図4は8月1日午前9時から8月21日午前9時までの予測のアニメーションです。JCOPE-T DAは潮の満ち引きも計算しているので、1時間毎の図でアニメーションにしています。
図4: 2023年8月1日午前9時から8月21日午前9時までの1時間毎の予測のアニメーション。黒太線は日平均海面水位0.3mの等値線で、黒潮流軸の指標。クリックして操作してください。全画面表示にしたり、途中で停止したりできます。
今週のハイライト: 沖縄周辺での台風の影響
JAXAひまわりモニタ・海中天気予報のサイト (「JAXAひまわりモニタ・海中天気予報のサイトがリニューアル」)から特徴的な図を毎週紹介します。黒潮親潮ウォッチは1週間に一回の更新ですが、海中天気予報のサイトではほぼ毎日予測が更新されます。
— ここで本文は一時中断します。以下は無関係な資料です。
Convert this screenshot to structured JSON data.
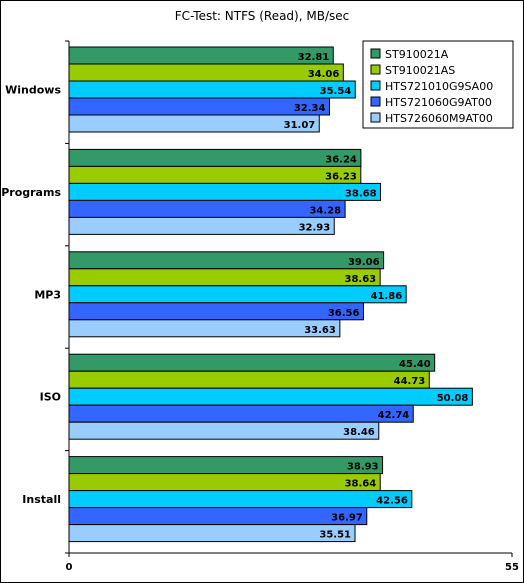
{
  "chart_data": {
    "type": "bar",
    "orientation": "horizontal",
    "title": "FC-Test: NTFS (Read), MB/sec",
    "xlim": [
      0,
      55
    ],
    "x_ticks": [
      "0",
      "55"
    ],
    "grid": false,
    "legend_position": "top-right",
    "categories": [
      "Windows",
      "Programs",
      "MP3",
      "ISO",
      "Install"
    ],
    "series": [
      {
        "name": "ST910021A",
        "color": "#339966",
        "values": [
          32.81,
          36.24,
          39.06,
          45.4,
          38.93
        ],
        "labels": [
          "32.81",
          "36.24",
          "39.06",
          "45.40",
          "38.93"
        ]
      },
      {
        "name": "ST910021AS",
        "color": "#99CC00",
        "values": [
          34.06,
          36.23,
          38.63,
          44.73,
          38.64
        ],
        "labels": [
          "34.06",
          "36.23",
          "38.63",
          "44.73",
          "38.64"
        ]
      },
      {
        "name": "HTS721010G9SA00",
        "color": "#00CCFF",
        "values": [
          35.54,
          38.68,
          41.86,
          50.08,
          42.56
        ],
        "labels": [
          "35.54",
          "38.68",
          "41.86",
          "50.08",
          "42.56"
        ]
      },
      {
        "name": "HTS721060G9AT00",
        "color": "#3366FF",
        "values": [
          32.34,
          34.28,
          36.56,
          42.74,
          36.97
        ],
        "labels": [
          "32.34",
          "34.28",
          "36.56",
          "42.74",
          "36.97"
        ]
      },
      {
        "name": "HTS726060M9AT00",
        "color": "#99CCFF",
        "values": [
          31.07,
          32.93,
          33.63,
          38.46,
          35.51
        ],
        "labels": [
          "31.07",
          "32.93",
          "33.63",
          "38.46",
          "35.51"
        ]
      }
    ]
  }
}
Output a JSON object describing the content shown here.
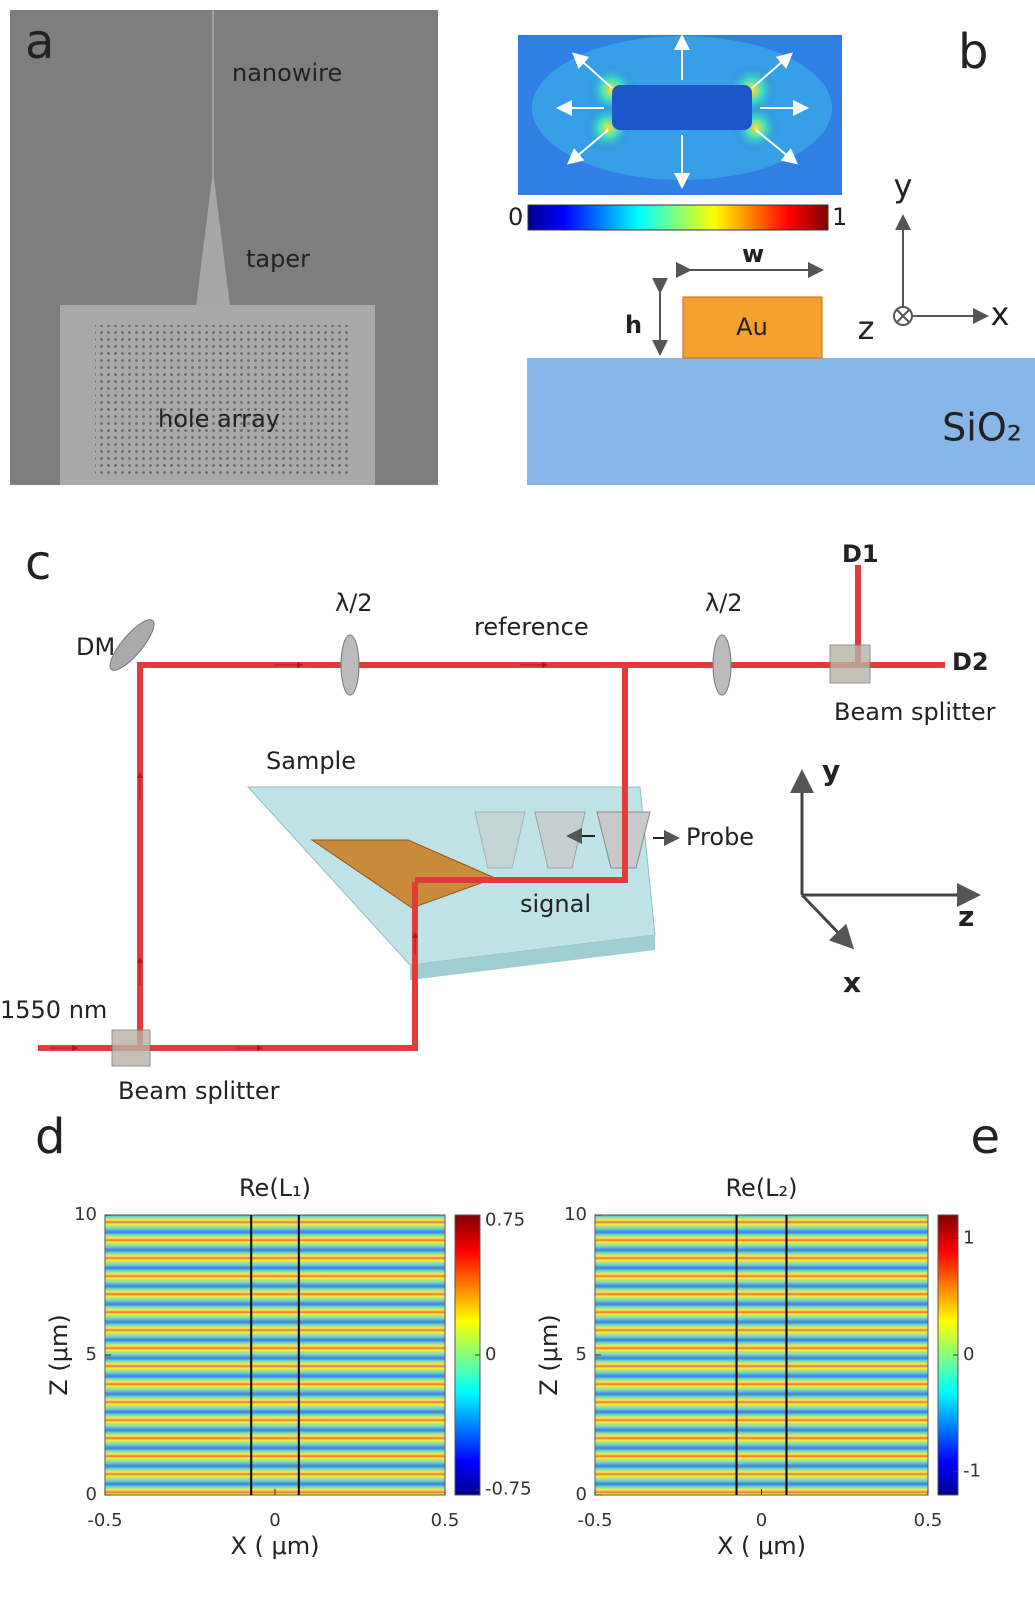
{
  "panel_a": {
    "label": "a",
    "annotations": [
      "nanowire",
      "taper",
      "hole array"
    ]
  },
  "panel_b": {
    "label": "b",
    "colorbar_ticks": [
      0,
      1
    ],
    "width_label": "w",
    "height_label": "h",
    "block": "Au",
    "substrate": "SiO₂",
    "axes": [
      "y",
      "z",
      "x"
    ]
  },
  "panel_c": {
    "label": "c",
    "detectors": [
      "D1",
      "D2"
    ],
    "waveplates": [
      "λ/2",
      "λ/2"
    ],
    "reference": "reference",
    "mirror": "DM",
    "splitters": [
      "Beam splitter",
      "Beam splitter"
    ],
    "sample": "Sample",
    "probe": "Probe",
    "signal": "signal",
    "axes": [
      "y",
      "z",
      "x"
    ],
    "wavelength": "1550 nm"
  },
  "plots": [
    {
      "label": "d",
      "title": "Re(L₁)",
      "xlabel": "X ( μm)",
      "ylabel": "Z (μm)",
      "xlim": [
        -0.5,
        0.5
      ],
      "xticks": [
        -0.5,
        0,
        0.5
      ],
      "ylim": [
        0,
        10
      ],
      "yticks": [
        0,
        5,
        10
      ],
      "clim": [
        -0.78,
        0.78
      ],
      "cticks": [
        -0.75,
        0,
        0.75
      ],
      "boundaries": [
        -0.07,
        0.07
      ]
    },
    {
      "label": "e",
      "title": "Re(L₂)",
      "xlabel": "X ( μm)",
      "ylabel": "Z (μm)",
      "xlim": [
        -0.5,
        0.5
      ],
      "xticks": [
        -0.5,
        0,
        0.5
      ],
      "ylim": [
        0,
        10
      ],
      "yticks": [
        0,
        5,
        10
      ],
      "clim": [
        -1.2,
        1.2
      ],
      "cticks": [
        -1,
        0,
        1
      ],
      "boundaries": [
        -0.075,
        0.075
      ]
    }
  ]
}
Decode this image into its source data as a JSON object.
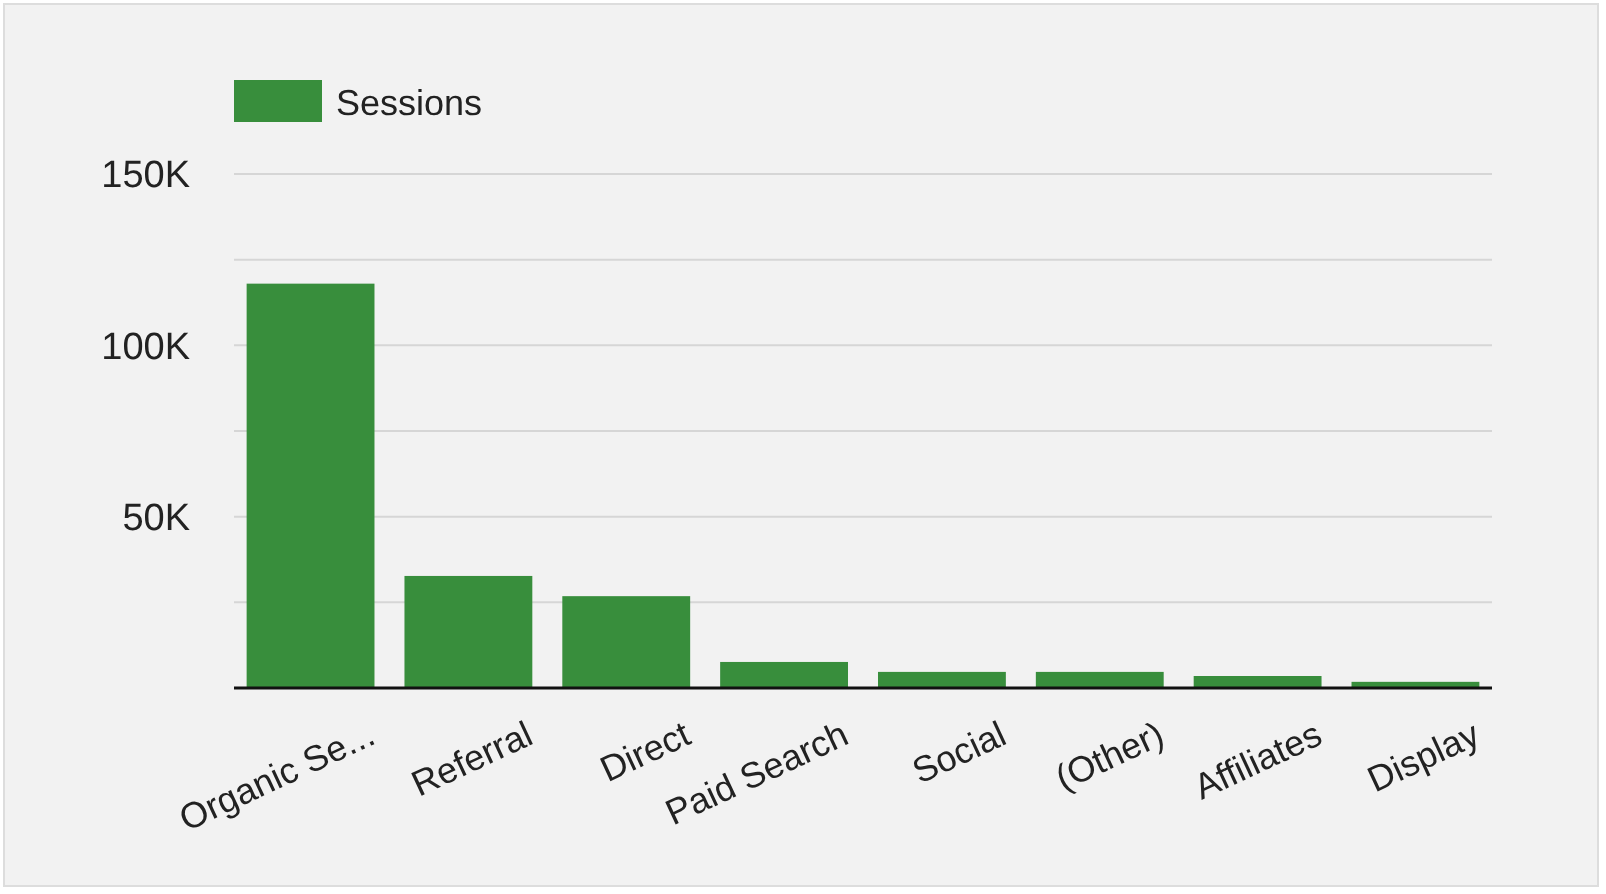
{
  "chart_data": {
    "type": "bar",
    "categories": [
      "Organic Se...",
      "Referral",
      "Direct",
      "Paid Search",
      "Social",
      "(Other)",
      "Affiliates",
      "Display"
    ],
    "series": [
      {
        "name": "Sessions",
        "color": "#388e3c",
        "values": [
          118000,
          32700,
          26800,
          7600,
          4700,
          4700,
          3500,
          1800
        ]
      }
    ],
    "ylim": [
      0,
      150000
    ],
    "yticks": [
      {
        "value": 0,
        "label": null
      },
      {
        "value": 25000,
        "label": null
      },
      {
        "value": 50000,
        "label": "50K"
      },
      {
        "value": 75000,
        "label": null
      },
      {
        "value": 100000,
        "label": "100K"
      },
      {
        "value": 125000,
        "label": null
      },
      {
        "value": 150000,
        "label": "150K"
      }
    ],
    "grid": "y",
    "legend": "top left"
  }
}
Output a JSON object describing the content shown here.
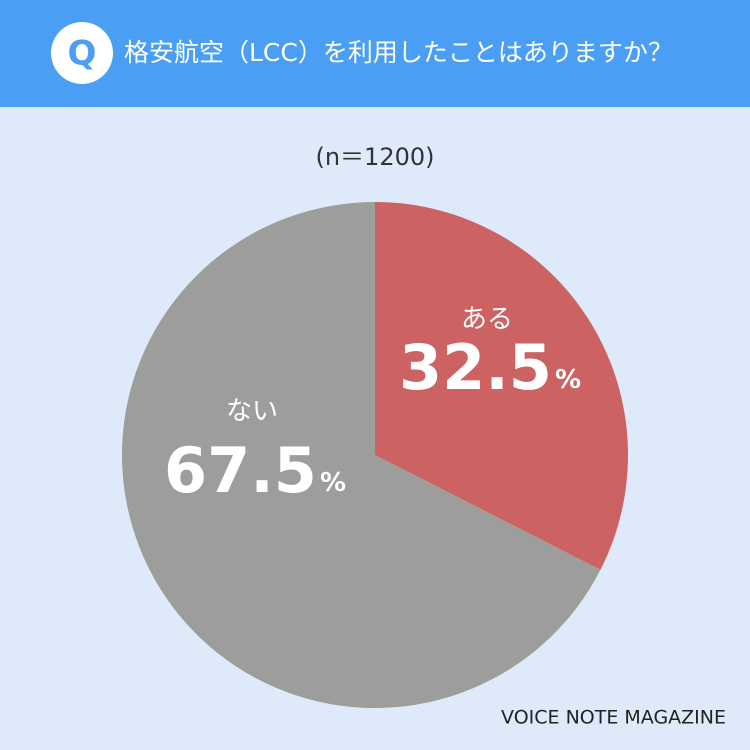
{
  "chart_data": {
    "type": "pie",
    "badge": "Q",
    "title": "格安航空（LCC）を利用したことはありますか？",
    "subtitle": "(n＝1200)",
    "categories": [
      "ある",
      "ない"
    ],
    "values": [
      32.5,
      67.5
    ],
    "value_labels": [
      "32.5%",
      "67.5%"
    ],
    "colors": [
      "#cd6262",
      "#9d9d9b"
    ],
    "source": "VOICE NOTE MAGAZINE"
  }
}
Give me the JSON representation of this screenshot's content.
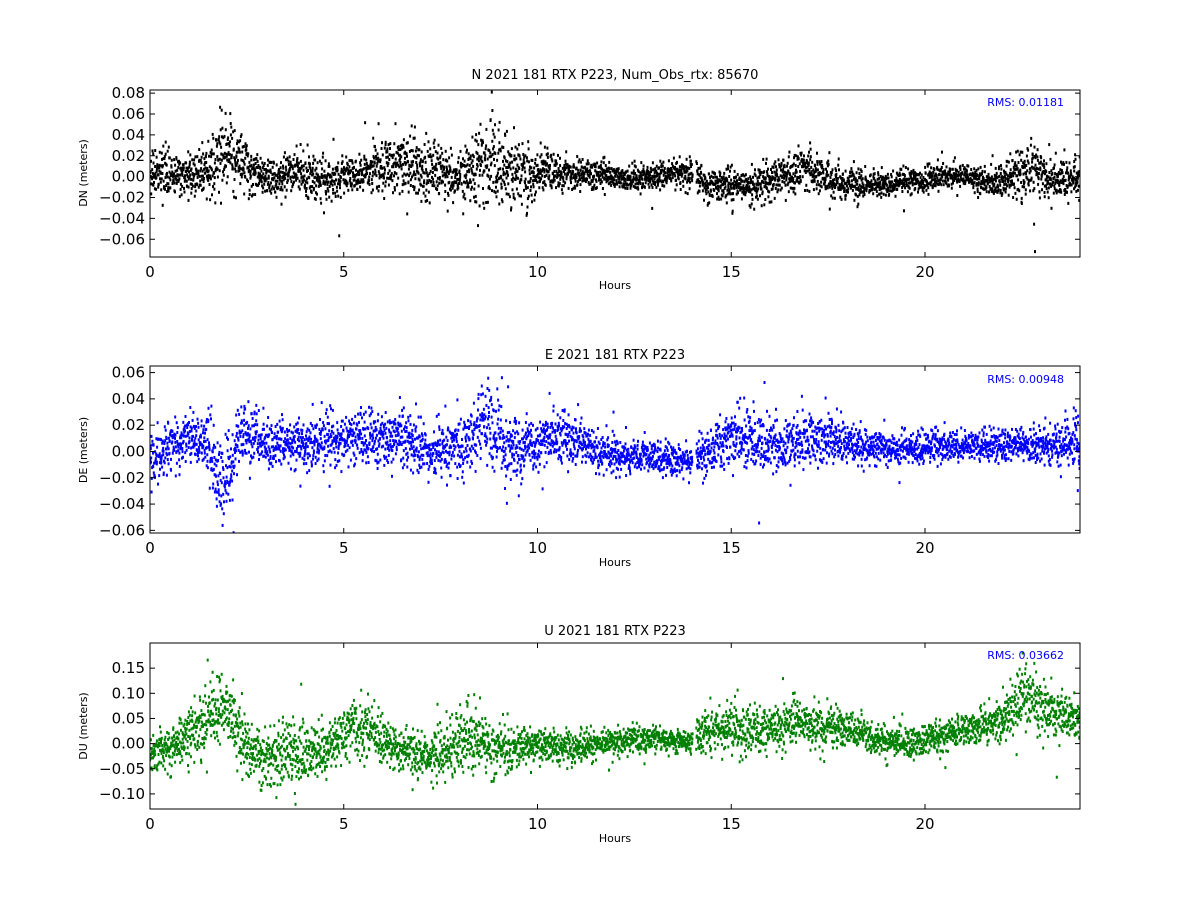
{
  "figure": {
    "background": "#ffffff"
  },
  "chart_data": [
    {
      "type": "scatter",
      "title": "N 2021 181 RTX  P223, Num_Obs_rtx: 85670",
      "xlabel": "Hours",
      "ylabel": "DN (meters)",
      "xlim": [
        0,
        24
      ],
      "ylim": [
        -0.077,
        0.083
      ],
      "xticks": [
        0,
        5,
        10,
        15,
        20
      ],
      "yticks": [
        -0.06,
        -0.04,
        -0.02,
        0.0,
        0.02,
        0.04,
        0.06,
        0.08
      ],
      "ytick_labels": [
        "−0.06",
        "−0.04",
        "−0.02",
        "0.00",
        "0.02",
        "0.04",
        "0.06",
        "0.08"
      ],
      "rms_label": "RMS:  0.01181",
      "color": "#000000",
      "rms_color": "#0000ff",
      "grid": false,
      "gap_hours": 14.05,
      "series": [
        {
          "x": [
            0,
            0.5,
            1,
            1.5,
            1.9,
            2.3,
            2.8,
            3.3,
            3.7,
            4.2,
            4.6,
            5,
            5.5,
            6,
            6.5,
            7,
            7.5,
            8,
            8.5,
            8.8,
            9.2,
            9.7,
            10,
            10.5,
            11,
            11.5,
            12,
            12.5,
            13,
            13.5,
            14,
            14.3,
            14.8,
            15.3,
            15.8,
            16.3,
            16.8,
            17.3,
            17.8,
            18.3,
            18.8,
            19.3,
            19.8,
            20.3,
            20.8,
            21.3,
            21.8,
            22.3,
            22.8,
            23.3,
            24
          ],
          "y": [
            0.004,
            0.0,
            0.002,
            0.005,
            0.025,
            0.015,
            0.002,
            -0.002,
            0.008,
            0.0,
            -0.003,
            0.001,
            0.005,
            0.01,
            0.012,
            0.008,
            0.005,
            -0.004,
            0.012,
            0.015,
            0.008,
            -0.002,
            0.005,
            0.004,
            0.003,
            0.001,
            0.0,
            -0.002,
            0.0,
            0.003,
            0.003,
            -0.008,
            -0.008,
            -0.007,
            -0.006,
            -0.002,
            0.008,
            0.002,
            -0.006,
            -0.007,
            -0.008,
            -0.006,
            -0.004,
            -0.002,
            0.002,
            -0.003,
            -0.005,
            0.002,
            0.004,
            -0.002,
            0.0
          ],
          "spread": [
            0.009,
            0.01,
            0.009,
            0.012,
            0.018,
            0.014,
            0.01,
            0.009,
            0.01,
            0.012,
            0.01,
            0.009,
            0.01,
            0.012,
            0.014,
            0.016,
            0.012,
            0.012,
            0.02,
            0.024,
            0.02,
            0.014,
            0.01,
            0.008,
            0.008,
            0.007,
            0.006,
            0.006,
            0.006,
            0.006,
            0.007,
            0.008,
            0.008,
            0.008,
            0.008,
            0.009,
            0.011,
            0.009,
            0.007,
            0.007,
            0.006,
            0.006,
            0.006,
            0.006,
            0.006,
            0.006,
            0.007,
            0.011,
            0.012,
            0.01,
            0.01
          ]
        }
      ]
    },
    {
      "type": "scatter",
      "title": "E 2021 181 RTX  P223",
      "xlabel": "Hours",
      "ylabel": "DE (meters)",
      "xlim": [
        0,
        24
      ],
      "ylim": [
        -0.062,
        0.065
      ],
      "xticks": [
        0,
        5,
        10,
        15,
        20
      ],
      "yticks": [
        -0.06,
        -0.04,
        -0.02,
        0.0,
        0.02,
        0.04,
        0.06
      ],
      "ytick_labels": [
        "−0.06",
        "−0.04",
        "−0.02",
        "0.00",
        "0.02",
        "0.04",
        "0.06"
      ],
      "rms_label": "RMS:  0.00948",
      "color": "#0000ff",
      "rms_color": "#0000ff",
      "grid": false,
      "gap_hours": 14.05,
      "series": [
        {
          "x": [
            0,
            0.5,
            1,
            1.5,
            1.9,
            2.3,
            2.8,
            3.3,
            3.8,
            4.3,
            4.8,
            5.3,
            5.8,
            6.3,
            6.8,
            7.3,
            7.8,
            8.3,
            8.7,
            9.1,
            9.5,
            10,
            10.5,
            11,
            11.5,
            12,
            12.5,
            13,
            13.5,
            14,
            14.3,
            14.8,
            15.3,
            15.8,
            16.3,
            16.8,
            17.3,
            17.8,
            18.3,
            18.8,
            19.3,
            19.8,
            20.3,
            20.8,
            21.3,
            21.8,
            22.3,
            22.8,
            23.3,
            23.8,
            24
          ],
          "y": [
            -0.005,
            0.005,
            0.01,
            0.005,
            -0.025,
            0.01,
            0.01,
            0.005,
            0.004,
            0.008,
            0.008,
            0.01,
            0.01,
            0.01,
            0.006,
            0.0,
            0.002,
            0.008,
            0.025,
            0.008,
            -0.002,
            0.005,
            0.012,
            0.008,
            0.0,
            -0.004,
            -0.004,
            -0.005,
            -0.006,
            -0.006,
            -0.002,
            0.008,
            0.012,
            0.006,
            0.006,
            0.008,
            0.01,
            0.008,
            0.004,
            0.003,
            0.002,
            0.002,
            0.004,
            0.004,
            0.004,
            0.005,
            0.005,
            0.004,
            0.004,
            0.006,
            0.008
          ],
          "spread": [
            0.009,
            0.01,
            0.01,
            0.012,
            0.018,
            0.012,
            0.01,
            0.009,
            0.009,
            0.01,
            0.01,
            0.01,
            0.011,
            0.011,
            0.01,
            0.009,
            0.01,
            0.012,
            0.018,
            0.014,
            0.012,
            0.01,
            0.01,
            0.009,
            0.007,
            0.006,
            0.006,
            0.006,
            0.006,
            0.006,
            0.008,
            0.01,
            0.011,
            0.01,
            0.009,
            0.01,
            0.01,
            0.009,
            0.007,
            0.006,
            0.006,
            0.006,
            0.006,
            0.006,
            0.006,
            0.006,
            0.006,
            0.006,
            0.007,
            0.01,
            0.012
          ]
        }
      ]
    },
    {
      "type": "scatter",
      "title": "U 2021 181 RTX  P223",
      "xlabel": "Hours",
      "ylabel": "DU (meters)",
      "xlim": [
        0,
        24
      ],
      "ylim": [
        -0.13,
        0.2
      ],
      "xticks": [
        0,
        5,
        10,
        15,
        20
      ],
      "yticks": [
        -0.1,
        -0.05,
        0.0,
        0.05,
        0.1,
        0.15
      ],
      "ytick_labels": [
        "−0.10",
        "−0.05",
        "0.00",
        "0.05",
        "0.10",
        "0.15"
      ],
      "rms_label": "RMS:  0.03662",
      "color": "#008000",
      "rms_color": "#0000ff",
      "grid": false,
      "gap_hours": 14.05,
      "series": [
        {
          "x": [
            0,
            0.5,
            1,
            1.5,
            1.8,
            2.2,
            2.6,
            3.0,
            3.5,
            4.0,
            4.5,
            5.0,
            5.5,
            6.0,
            6.5,
            7.0,
            7.5,
            8.0,
            8.5,
            9.0,
            9.5,
            10,
            10.5,
            11,
            11.5,
            12,
            12.5,
            13,
            13.5,
            14,
            14.2,
            14.7,
            15.2,
            15.7,
            16.2,
            16.7,
            17.2,
            17.7,
            18.2,
            18.7,
            19.2,
            19.7,
            20.2,
            20.7,
            21.2,
            21.7,
            22.2,
            22.6,
            23.0,
            23.5,
            24
          ],
          "y": [
            -0.02,
            -0.01,
            0.02,
            0.05,
            0.08,
            0.04,
            -0.02,
            -0.03,
            -0.02,
            -0.02,
            -0.01,
            0.02,
            0.04,
            0.0,
            -0.01,
            -0.03,
            -0.02,
            0.0,
            0.01,
            -0.01,
            -0.01,
            -0.005,
            -0.005,
            -0.005,
            0.0,
            0.005,
            0.01,
            0.01,
            0.005,
            0.005,
            0.02,
            0.03,
            0.025,
            0.03,
            0.03,
            0.05,
            0.03,
            0.035,
            0.025,
            0.01,
            0.005,
            0.0,
            0.01,
            0.02,
            0.03,
            0.04,
            0.06,
            0.1,
            0.07,
            0.06,
            0.05
          ],
          "spread": [
            0.02,
            0.02,
            0.025,
            0.03,
            0.035,
            0.03,
            0.03,
            0.03,
            0.03,
            0.03,
            0.025,
            0.025,
            0.03,
            0.025,
            0.02,
            0.025,
            0.03,
            0.035,
            0.03,
            0.025,
            0.02,
            0.018,
            0.016,
            0.015,
            0.014,
            0.012,
            0.012,
            0.012,
            0.012,
            0.014,
            0.02,
            0.022,
            0.022,
            0.022,
            0.022,
            0.024,
            0.02,
            0.018,
            0.016,
            0.016,
            0.016,
            0.016,
            0.016,
            0.016,
            0.016,
            0.018,
            0.025,
            0.035,
            0.03,
            0.025,
            0.022
          ]
        }
      ]
    }
  ]
}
図5は7月26日のモデルによる海面水温と流れの推定値です。
現在、台風6号が沖縄を通過中です。雲で隠れているため、人工衛星では海水温を見ることはできませんが、モデルでは見ることができます。台風が通過したところでは海面水温が低下しており、台風が通過中の所では流れが速くなっています。
図6は8月1日午前9時から8月21日午前9時までの沖縄周辺の海面水温と流れの予測のアニメーションです。雲のために観測値が少なく、結果がこれからの台風進行の予測によるため、予測が今後大きく変化する可能性があります。
図6: 2023年8月1日午前9時から8月21日午前9時までの沖縄周辺の1時間毎の予測のアニメーション。矢印(ベクトル)は海面近くの流れの向き(メートル毎秒, 長いほど速い流れ)、色は海面温度(°C) 。黒太線は日平均海面水位0.3mの等値線で、黒潮流軸の指標。クリックして操作してください。全画面表示にしたり、途中で停止したりできます。黒潮親潮ウォッチでは沖縄周辺の海洋予測は紹介はしていませんが、YouTubeでは毎週アニメーションを更新しています。